County Executive Mark Thomas on Monday proposed a "right to farm" law to the Chautauqua County Legislature.
The law would protect and preserve farmers' rights in the county with three provisions:
Aid in preventing lawsuits against farmers as long as they are using sound, necessary and safe agricultural practices.
Provide information about farming to nonfarmers who wish to purchase property next to a working farm.
Create a mechanism for resolving disputes between farmers and nonfarming neighbors, thus avoiding legal action.
The proposed update of the county's law came from Chadwick Bay leaders in the northern part of the county, Thomas said.
Legislator Fred Croscut, R-Sherman, a dairy farmer, said, "Agriculture is one of the top industries in our county and state. We're business people who work the land, and we're always striving to add value to what we're doing."

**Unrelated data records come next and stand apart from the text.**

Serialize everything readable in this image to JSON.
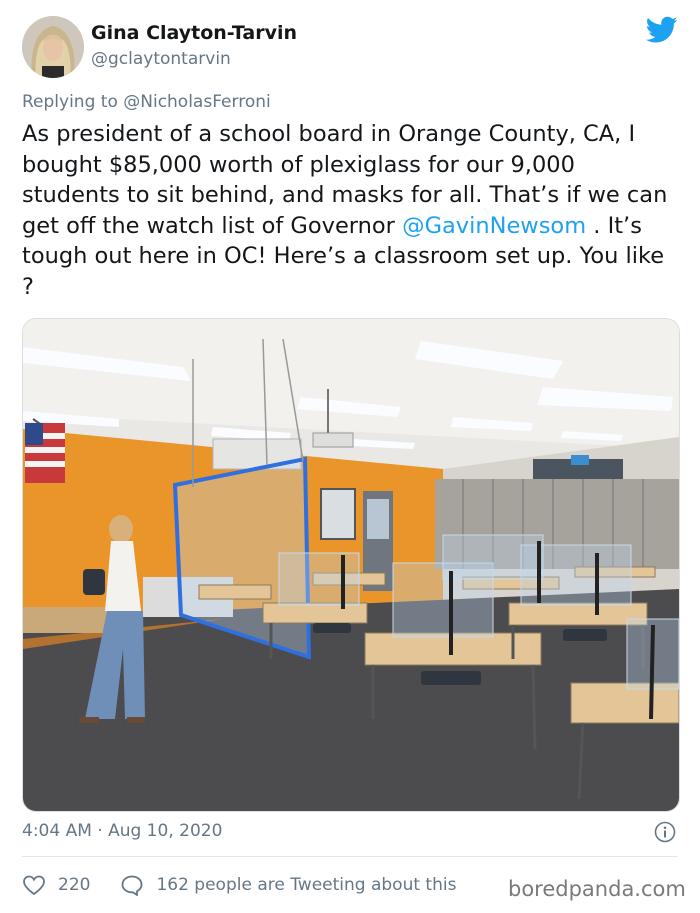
{
  "author": {
    "name": "Gina Clayton-Tarvin",
    "handle": "@gclaytontarvin"
  },
  "reply": {
    "prefix": "Replying to ",
    "mention": "@NicholasFerroni"
  },
  "tweet": {
    "text_before": "As president of a school board in Orange County, CA, I bought $85,000 worth of plexiglass for our 9,000 students to sit behind, and masks for all. That’s if we can get off the watch list of Governor ",
    "mention": "@GavinNewsom",
    "text_after": " . It’s tough out here in OC! Here’s a classroom set up. You like ?"
  },
  "meta": {
    "timestamp": "4:04 AM · Aug 10, 2020"
  },
  "actions": {
    "likes": "220",
    "comments": "162 people are Tweeting about this"
  },
  "watermark": "boredpanda.com",
  "icons": {
    "brand": "twitter-bird-icon",
    "info": "info-icon",
    "like": "heart-icon",
    "reply": "comment-icon"
  },
  "colors": {
    "brand_blue": "#1da1f2",
    "secondary_text": "#657786",
    "wall_orange": "#e9952a"
  }
}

"This law gives more protection to the farmers than the Agricultural District law, and it addresses items such as dispute resolution that came out of the Agricultural Summit held in 2001," he added.
According to the county executive, since the 1997 census of agriculture showing a 13 percent decrease of full-time farms in the county, local leaders and members of the farm community began to address farmers' rights.
The census stated the market value of county agricultural products is more than $88 million annually.
The local law will be considered by the Planning and Economic Development Committee of the Legislature at its next meeting at 4 p.m. on Wednesday.